True blood
|d’Alan Ball, depuis 2008, ***
Sookie est blonde, jolie, serveuse, a une vingtaine d’années et, de l’avis général, est au mieux bizarre, au pire débile. Il faut dire qu’elle évite de trop réfléchir et de faire attention aux gens, parce qu’elle a l’encombrant don d’entendre ce que pensent les autres. Elle rencontre Bill, vampire décidé à se mêler pacifiquement aux humains, et découvre que ses pensées lui sont inaudibles : enfin quelqu’un avec qui flirter sans entendre un gros « bon sang faut que je la saute » quand il demande poliment si le film lui a plu. Elle en tombe donc amoureuse, sans prêter attention ni aux mauvaises langues qui disent que les vampires sont des êtres maléfiques, ni à l’énervement de son patron amoureux transi, ni aux conseils de sa meilleure amie, ni aux statistiques locales qui voient assassiner trois jeunes femmes en quelques semaines juste après l’installation de Bill.
Sur le fond, la série est un peu paradoxale, avec d’un côté quelques resucées amusantes de problèmes endémiques du sud des États-Unis — l’action se passe en Louisiane — comme le racisme ou l’existence de groupes de nuisances autonomes, mais de l’autre une niaiserie lourdingue régulièrement répétée de « je t’aime mon amûr sur la plage à mourir » entre la blondinette et son brun ténébreux. La reprise régulière de thèmes récurrents du fantastique a un côté syncrétisme assez amusant, aussi, même si les éléments au-delà de la télépathe et des vampires sont trop souvent amenés sans ménagement.
Sur la forme, c’est globalement assez pauvre, avec un schéma beaucoup trop systématique de résolution partielle de la question de chaque épisode juste avant un bon gros « cliffhanger » comme les scénaristes américains en ont le secret. Une fois le truc assimilé, soit après le troisième épisode si vous êtes un peu lent d’esprit, vous sentez venir la fin de l’épisode deux minutes avant qu’elle se produise et, la moitié du temps, pouvez même prédire quel sera le retournement laissé en suspens dans le dernier plan.

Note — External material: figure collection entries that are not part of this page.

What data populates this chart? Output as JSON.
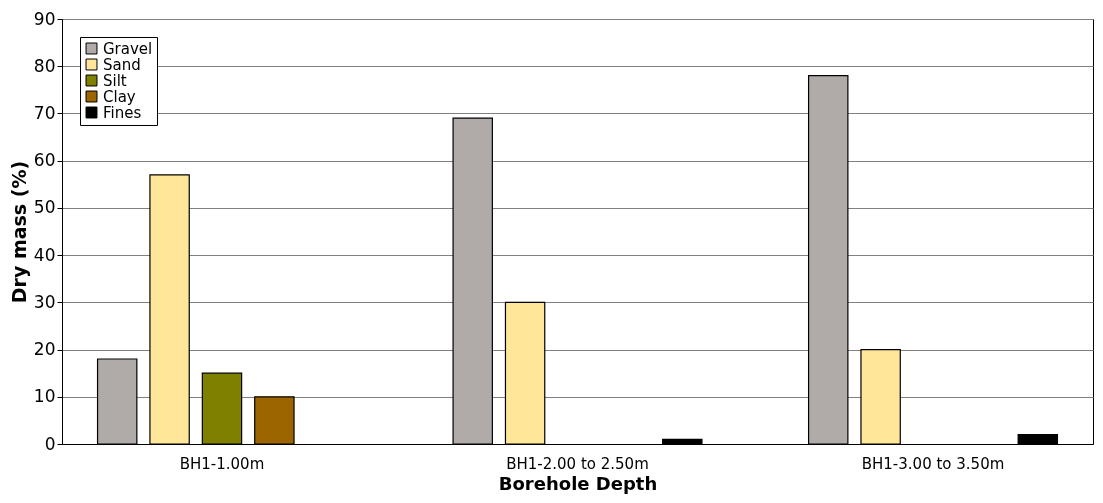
{
  "chart_data": {
    "type": "bar",
    "xlabel": "Borehole Depth",
    "ylabel": "Dry mass (%)",
    "categories": [
      "BH1-1.00m",
      "BH1-2.00 to 2.50m",
      "BH1-3.00 to 3.50m"
    ],
    "series": [
      {
        "name": "Gravel",
        "color": "#b0aba9",
        "values": [
          18,
          69,
          78
        ]
      },
      {
        "name": "Sand",
        "color": "#ffe699",
        "values": [
          57,
          30,
          20
        ]
      },
      {
        "name": "Silt",
        "color": "#7f7f00",
        "values": [
          15,
          null,
          null
        ]
      },
      {
        "name": "Clay",
        "color": "#9c6500",
        "values": [
          10,
          null,
          null
        ]
      },
      {
        "name": "Fines",
        "color": "#000000",
        "values": [
          null,
          1,
          2
        ]
      }
    ],
    "ylim": [
      0,
      90
    ],
    "yticks": [
      0,
      10,
      20,
      30,
      40,
      50,
      60,
      70,
      80,
      90
    ],
    "grid": "y",
    "legend": "top left"
  }
}
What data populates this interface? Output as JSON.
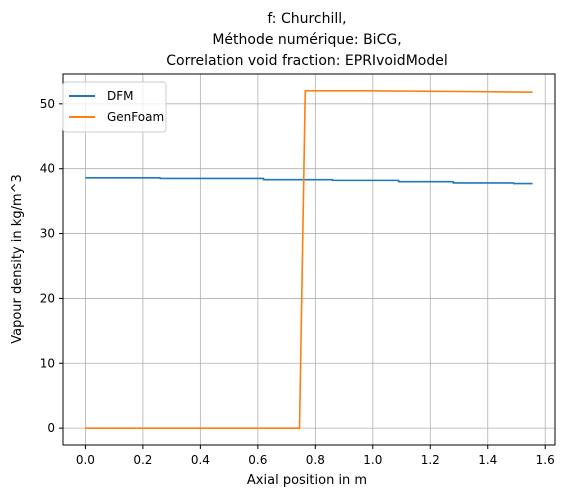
{
  "chart_data": {
    "type": "line",
    "title_lines": [
      "f: Churchill,",
      "Méthode numérique: BiCG,",
      "Correlation void fraction: EPRIvoidModel"
    ],
    "xlabel": "Axial position in m",
    "ylabel": "Vapour density in kg/m^3",
    "xlim": [
      -0.078,
      1.634
    ],
    "ylim": [
      -2.6,
      54.6
    ],
    "x_ticks": [
      0.0,
      0.2,
      0.4,
      0.6,
      0.8,
      1.0,
      1.2,
      1.4,
      1.6
    ],
    "x_tick_labels": [
      "0.0",
      "0.2",
      "0.4",
      "0.6",
      "0.8",
      "1.0",
      "1.2",
      "1.4",
      "1.6"
    ],
    "y_ticks": [
      0,
      10,
      20,
      30,
      40,
      50
    ],
    "y_tick_labels": [
      "0",
      "10",
      "20",
      "30",
      "40",
      "50"
    ],
    "grid": true,
    "legend_position": "top-left",
    "series": [
      {
        "name": "DFM",
        "color": "#1f77b4",
        "points": [
          [
            0.0,
            38.6
          ],
          [
            0.26,
            38.6
          ],
          [
            0.26,
            38.5
          ],
          [
            0.62,
            38.5
          ],
          [
            0.62,
            38.3
          ],
          [
            0.86,
            38.3
          ],
          [
            0.86,
            38.2
          ],
          [
            1.09,
            38.2
          ],
          [
            1.09,
            38.0
          ],
          [
            1.28,
            38.0
          ],
          [
            1.28,
            37.8
          ],
          [
            1.49,
            37.8
          ],
          [
            1.49,
            37.7
          ],
          [
            1.556,
            37.7
          ]
        ]
      },
      {
        "name": "GenFoam",
        "color": "#ff7f0e",
        "points": [
          [
            0.0,
            0.0
          ],
          [
            0.745,
            0.0
          ],
          [
            0.765,
            52.0
          ],
          [
            1.0,
            52.0
          ],
          [
            1.3,
            51.9
          ],
          [
            1.556,
            51.8
          ]
        ]
      }
    ]
  }
}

Ajoutons à cela des acteurs globalement assez moyens — qui ont toutefois le bon goût de s’améliorer au fil des épisodes, en particulier Anna Paquin qui est franchement à côté de ses pompes dans les deux-trois premiers et devient fort correcte sur les derniers — et une quantité de clichés à faire pâlir les archives de Sygma (la black grande gueule qui fait fuir tout le monde, le black homo trop gentil mais un peu dealer quand même, le bellâtre blondinet qui court après sa queue, la grand-mère trop gentille qui adore tout le monde, le flic trop con pour vivre, même le meilleur ami qui est l’assassin en fait [spoiler, sélectionnez pour lire et ne sélectionnez pas si vous n’aimez pas les spoilers]), et vous obtenez un truc finalement assez bateau, de la série américaine typique de la tendance post-Dexter, qui essaie de surfer sur la vague des séries trash et glauques mais reste finalement trop sage pour vraiment sortir du lot.
Soyons pas méchants : ça se laisse regarder sans déplaisir. Mais c’est très loin d’autres œuvres du même créateur — Alan Ball fut par exemple le scénariste de l’immortel American beauty, et est à l’origine de l’excellemment construit Six pieds sous terre.